It is unclear whether Kim Jong-un is removing hardliners - who dominated military policy past year, when Pyongyang-Washington tensions were at their apex - from the high command ahead of his upcoming summit with Donald Trump, or is simply replacing old figures.
Mr Assad, who has frequently been criticised by Mr Trump for his conduct during the protracted Syrian civil war, was quoted by North Korea's KCNA news agency as saying: "I am going to visit the DPRK and meet (His Excellency) Kim Jong-un", using the initials of the country's official name, the Democratic People's Republic of Korea.
But, if confirmed, the moves raise two contrasting scenarios: part of an ongoing reorganization in military leadership by Kim, or possibly a far-reaching intervention to bring in younger military overseers to replace older ranks possibly at odds with his outreach to the United States and its ally South Korea.
Yonhap identified the three officials as defence chief Pak Yong-sik, chief of the Korean People's Army's (KPA) general staff Ri Myong-su, and director of the KPA's General Political Bureau Kim Jong-gak.
Speaking in Singapore at the start of a meeting with the defense ministers of South Korea and Japan, he said, "we can anticipate at best a bumpy road to the negotiations".
The meeting is set to take place June 12 in Singapore.
Assad reportedly made the remarks as he received the credentials of North Korean Ambassador to Syria Mun Jong-nam.
South Korea's Blue House on Monday quashed suggestions a formal end to the Korean War could be announced at the Trump-Kim summit.
Trump on Friday revived the summit after cancelling it a week earlier.
Nabil Fekir Set To Have Medical At Liverpool Today Ahead Of Transfer
French forward Nabil Fekir reacts during the friendly football match between France and Ireland at the Stade de France in Paris, on May 28.
Washington wants North Korea to quickly give up all its nuclear weapons in a verifiable way in return for sanctions and economic relief.
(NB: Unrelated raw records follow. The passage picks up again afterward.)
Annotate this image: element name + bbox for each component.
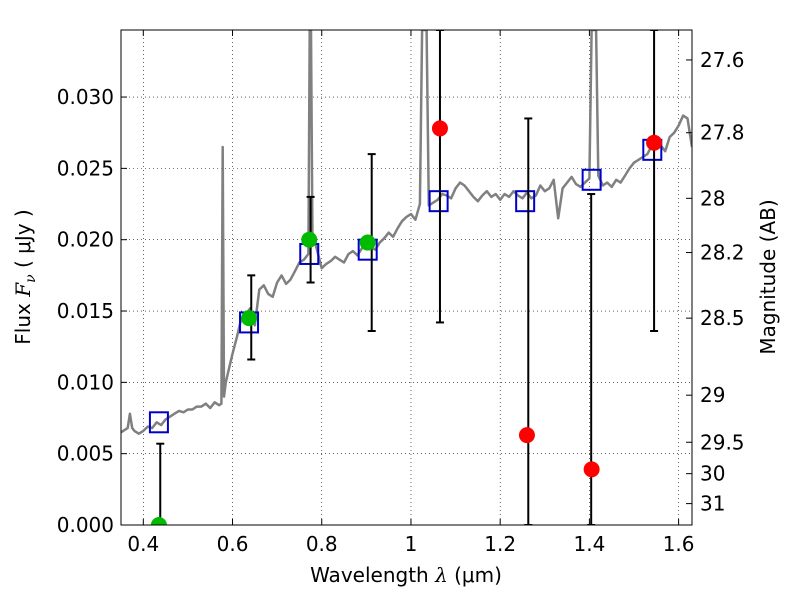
model-box-point [428,190,449,213]
right-tick-label: 28 [700,186,725,210]
detection-point [241,310,258,327]
axis-ticks: 0.4 0.6 0.8 1 1.2 1.4 1.6 0.000 0.005 0.010 0.015 0… [57,30,745,556]
y-axis-label-subscript: ν [23,274,39,283]
x-axis-label: Wavelength λ (μm) [310,563,502,587]
y-axis-label-unit: ( μJy ) [11,209,35,268]
y-tick-label: 0.010 [57,370,114,394]
grid [121,30,692,526]
right-tick-label: 28.5 [700,306,745,330]
y-tick-label: 0.030 [57,85,114,109]
detection-point [150,517,167,525]
nondetection-point [646,134,663,151]
model-box-point [515,190,536,213]
detection-point [301,231,318,248]
x-tick-label: 0.4 [127,532,159,556]
x-tick-label: 1 [405,532,418,556]
x-tick-label: 0.8 [306,532,338,556]
y-axis-right-label: Magnitude (AB) [756,199,780,354]
x-axis-label-symbol: λ [434,563,448,587]
right-tick-label: 29 [700,383,725,407]
model-box-point [581,168,602,191]
right-tick-label: 30 [700,462,725,486]
x-tick-label: 1.4 [573,532,605,556]
x-tick-label: 0.6 [217,532,249,556]
y-tick-label: 0.025 [57,156,114,180]
right-tick-label: 31 [700,492,725,516]
model-box-point [148,411,169,434]
plot-frame [120,29,693,526]
y-tick-label: 0.015 [57,299,114,323]
y-tick-label: 0.000 [57,513,114,537]
right-tick-label: 28.2 [700,241,745,265]
spectrum-line [121,30,692,435]
y-tick-label: 0.020 [57,228,114,252]
right-tick-label: 29.5 [700,430,745,454]
y-axis-label-symbol: F [11,282,35,298]
y-axis-label: Flux Fν ( μJy ) [11,209,39,344]
nondetection-point [583,461,600,478]
y-tick-label: 0.005 [57,442,114,466]
plot-area [121,30,692,525]
x-tick-label: 1.6 [663,532,695,556]
nondetection-point [431,120,448,137]
x-axis-label-unit: (μm) [454,563,502,587]
detection-point [359,234,376,251]
right-tick-label: 27.8 [700,121,745,145]
right-tick-label: 27.6 [700,48,745,72]
nondetection-point [518,427,535,444]
x-tick-label: 1.2 [484,532,516,556]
North Korea's leadership is believed to regard nuclear weapons as crucial to its survival.
Assad rarely leaves Syria, while no foreign head of state has visited North Korea, since Kim assumed office in 2011, upon the death of his father.
According to the Yonhap news agency, the new North Korean defence minister is No Kwang-chol, a former first vice-minister, replacing Pak Yong-sik.
Pyongyang has long argued that it needs nuclear weapons to protect itself against a possible invasion by the US.
Its nuclear weapons programme has demonstrated advances in ballistic missile technology that experts believe now threatened the U.S. mainland.
There has also been speculation Kim does not wish to leave North Korea for an extended period of time as this may encourage any remaining opponents to his rule to seize the opportunity to stage a coup.
Should real progress be made, South Korean President Moon Jae-in's plan involves the development of three economic belts that would link his country's industrial heartland with the North and then with China and Russian Federation.
That official said US negotiators' efforts to press for definitions of immediate, comprehensive, verifiable and irreversible denuclearisation by North Korea had run into opposition from the White House.